Please click on audio of post. NOTE: only main text read; no links, text markings, images, videos, footnotes, etc. read aloud.
photo above: That was then, this is now (kwest/Shutterstock)
This is about a powerful talk from within North American Evangelicalism that, as suggested by the author above, if heeded by its leaders, could be a game-changer. Imagine!: a North American Evangelicalism that actually heeds the Gospel; an Evangelical evangelism that actually contains the Gospel! (This is reminiscent of John Alexander’s 1986 book, Your Money or Your Life: A New Look at Jesus’ View of Wealth and Power (incidentally an outstanding read even today – and republished in 2005), that he dedicated to his preacher dad this way: “He is an unusual fudamentalist; for he believes that inerrancy extends to the teachings of Jesus.”)

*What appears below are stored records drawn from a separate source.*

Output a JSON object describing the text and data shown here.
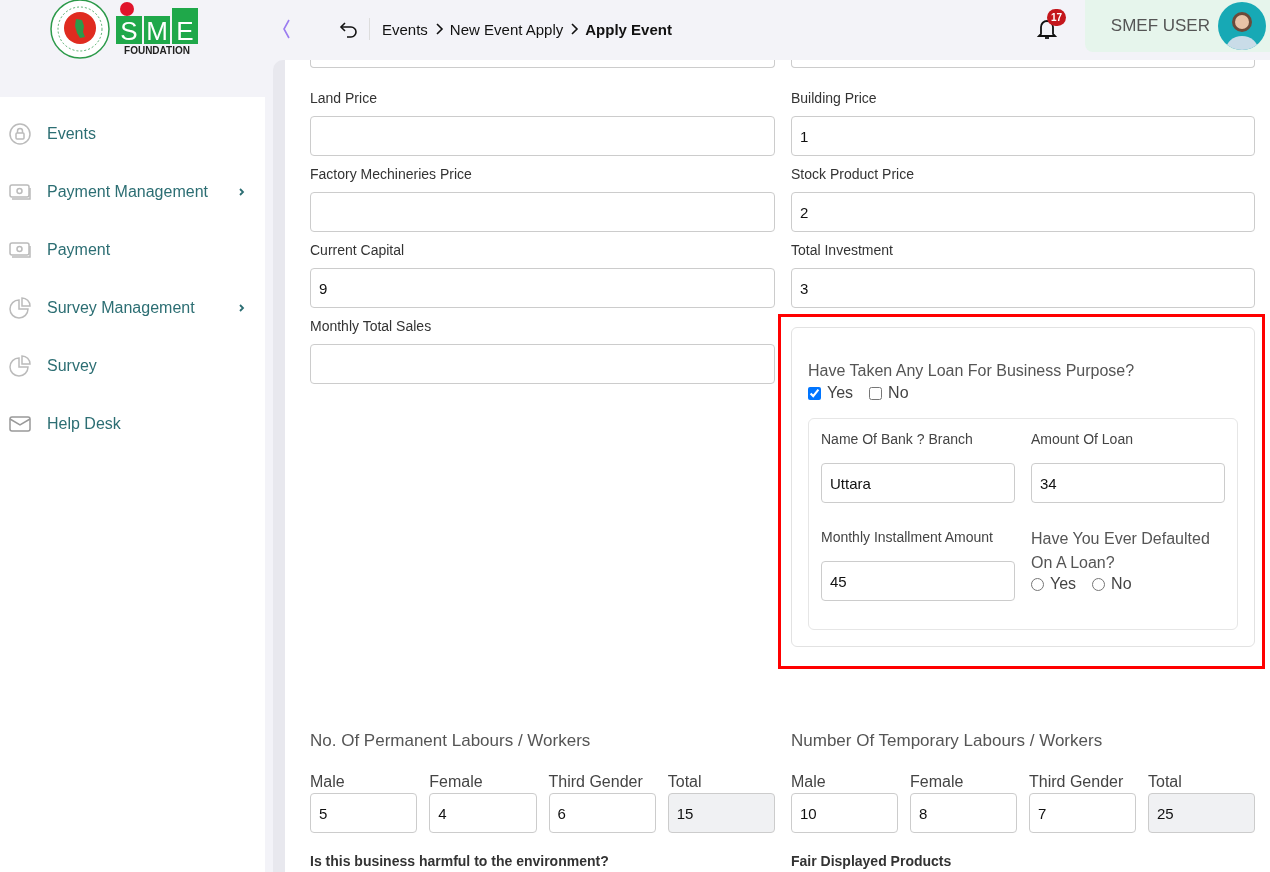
{
  "header": {
    "logo": {
      "letters": [
        "S",
        "M",
        "E"
      ],
      "subtitle": "FOUNDATION"
    },
    "breadcrumb": [
      {
        "label": "Events",
        "current": false
      },
      {
        "label": "New Event Apply",
        "current": false
      },
      {
        "label": "Apply Event",
        "current": true
      }
    ],
    "notifications": {
      "count": "17"
    },
    "user": {
      "name": "SMEF USER"
    }
  },
  "sidebar": {
    "items": [
      {
        "label": "Events",
        "kind": "lock",
        "has_submenu": false
      },
      {
        "label": "Payment Management",
        "kind": "money",
        "has_submenu": true
      },
      {
        "label": "Payment",
        "kind": "money",
        "has_submenu": false
      },
      {
        "label": "Survey Management",
        "kind": "pie",
        "has_submenu": true
      },
      {
        "label": "Survey",
        "kind": "pie",
        "has_submenu": false
      },
      {
        "label": "Help Desk",
        "kind": "mail",
        "has_submenu": false
      }
    ]
  },
  "form": {
    "fields": [
      {
        "label": "Land Price"
      },
      {
        "label": "Building Price",
        "value": "1"
      },
      {
        "label": "Factory Mechineries Price"
      },
      {
        "label": "Stock Product Price",
        "value": "2"
      },
      {
        "label": "Current Capital",
        "value": "9"
      },
      {
        "label": "Total Investment",
        "value": "3"
      },
      {
        "label": "Monthly Total Sales"
      }
    ]
  },
  "loan_section": {
    "highlighted": true,
    "question": "Have Taken Any Loan For Business Purpose?",
    "options": [
      {
        "label": "Yes",
        "checked": true
      },
      {
        "label": "No",
        "checked": false
      }
    ],
    "fields": [
      {
        "label": "Name Of Bank ? Branch",
        "value": "Uttara"
      },
      {
        "label": "Amount Of Loan",
        "value": "34"
      },
      {
        "label": "Monthly Installment Amount",
        "value": "45"
      }
    ],
    "default_question": "Have You Ever Defaulted On A Loan?",
    "default_options": [
      {
        "label": "Yes",
        "selected": false
      },
      {
        "label": "No",
        "selected": false
      }
    ]
  },
  "labour_groups": [
    {
      "title": "No. Of Permanent Labours / Workers",
      "fields": [
        {
          "label": "Male",
          "value": "5",
          "readonly": false
        },
        {
          "label": "Female",
          "value": "4",
          "readonly": false
        },
        {
          "label": "Third Gender",
          "value": "6",
          "readonly": false
        },
        {
          "label": "Total",
          "value": "15",
          "readonly": true
        }
      ]
    },
    {
      "title": "Number Of Temporary Labours / Workers",
      "fields": [
        {
          "label": "Male",
          "value": "10",
          "readonly": false
        },
        {
          "label": "Female",
          "value": "8",
          "readonly": false
        },
        {
          "label": "Third Gender",
          "value": "7",
          "readonly": false
        },
        {
          "label": "Total",
          "value": "25",
          "readonly": true
        }
      ]
    }
  ],
  "bottom_labels": [
    "Is this business harmful to the environment?",
    "Fair Displayed Products"
  ]
}
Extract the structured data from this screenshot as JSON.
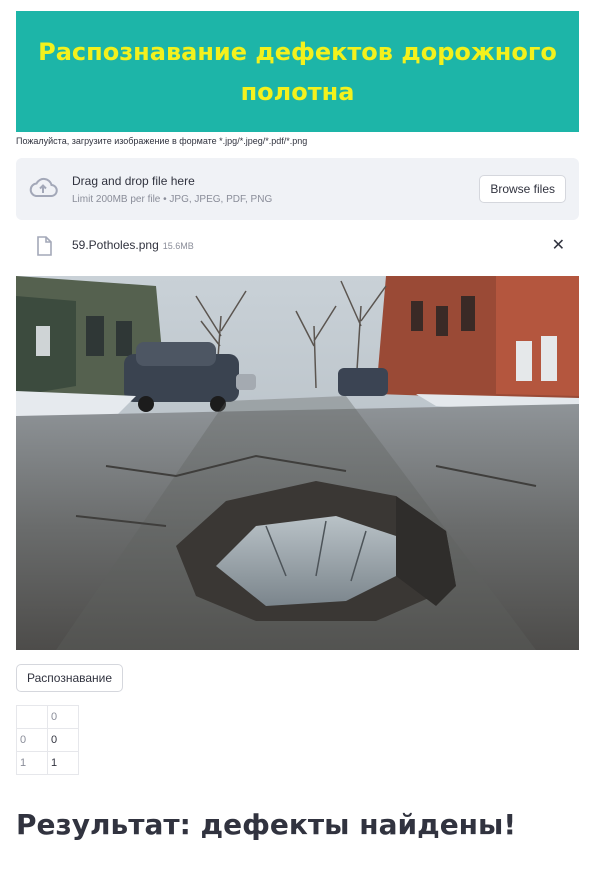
{
  "header": {
    "title": "Распознавание дефектов дорожного полотна",
    "bg_color": "#1db5a8",
    "title_color": "#f3f11d"
  },
  "uploader": {
    "label": "Пожалуйста, загрузите изображение в формате *.jpg/*.jpeg/*.pdf/*.png",
    "drop_title": "Drag and drop file here",
    "limit_text": "Limit 200MB per file • JPG, JPEG, PDF, PNG",
    "browse_label": "Browse files",
    "icon": "cloud-upload-icon"
  },
  "file": {
    "name": "59.Potholes.png",
    "size": "15.6MB",
    "icon": "file-icon",
    "remove_icon": "close-icon",
    "remove_glyph": "✕"
  },
  "image": {
    "description_icon": "pothole-photo"
  },
  "actions": {
    "recognize_label": "Распознавание"
  },
  "dataframe": {
    "header": [
      "",
      "0"
    ],
    "rows": [
      {
        "index": "0",
        "value": "0"
      },
      {
        "index": "1",
        "value": "1"
      }
    ]
  },
  "result": {
    "text": "Результат: дефекты найдены!"
  }
}
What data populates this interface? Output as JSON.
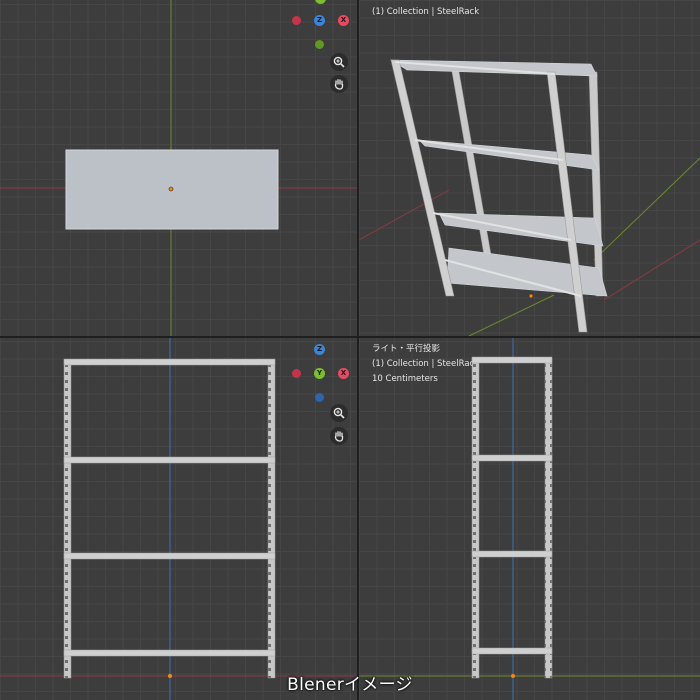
{
  "viewports": {
    "top_right": {
      "line2": "(1) Collection | SteelRack"
    },
    "bottom_right": {
      "line1": "ライト・平行投影",
      "line2": "(1) Collection | SteelRack",
      "line3": "10 Centimeters"
    }
  },
  "gizmo_top": {
    "z": "Z",
    "x": "X",
    "y": "Y"
  },
  "gizmo_bottom": {
    "z": "Z",
    "y": "Y",
    "x": "X"
  },
  "colors": {
    "x_axis": "#e84a5f",
    "y_axis": "#7bbf2a",
    "z_axis": "#3e84d6",
    "rack_face": "#bcc1c7",
    "frame_gray": "#c6c6c6",
    "origin": "#f08a1a"
  },
  "icons": [
    "zoom-icon",
    "hand-icon"
  ],
  "caption": "Blenerイメージ"
}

In sum, if the Religious Right is to be saved, it needs not just a tune-up, but a heart transplant. “Religious conservatives will need a robust religion and a sense of what is, in fact, to be conserved,” he said. If we lack a radical commitment to the Gospel, said Moore, all we have to offer is moralism. “We must remind ourselves that we are not inquisitors but missionaries,” he said “that we can be Americans best when we are not Americans first.”
Finally, in a masterful rhetorical stroke, Moore said that we cannot forget the world is watching us, that there are young men and women out there just like he was as a teenager, bored and unsatisfied with what he had been given, and craving more. What will we show them? Christians are not called to save a nation or a culture, but to be instruments through which the grace of God reaches out and saves those lost souls.
I wish I could say “read the whole thing,” but the text is not yet on the First Things site. The address was livecast on Facebook earlier tonight. If you missed it, boy, you really missed something great. [Click here for the video on Russell Moore’s site.]
Do I think Russell Moore’s address is going to convert a lot of our fellow religious conservatives away from captivity to an exhausted and empty hyper-politicized Christianity? No, I do not, though it might move some conflicted and heavy hearts. What’s most important about this speech is not what it’s attempting to do, but for what it proclaims: the death of the old political order among American religious conservatives, and the birth of something new. Let the dead bury their own dead. There are more than a few younger Christians (and maybe a few older ones like me) who are ready for something new that is also something old and faithful. Nothing is fresher in the modern world than real orthodoxy. If you heard Russell Moore’s speech tonight, you experienced that for yourself.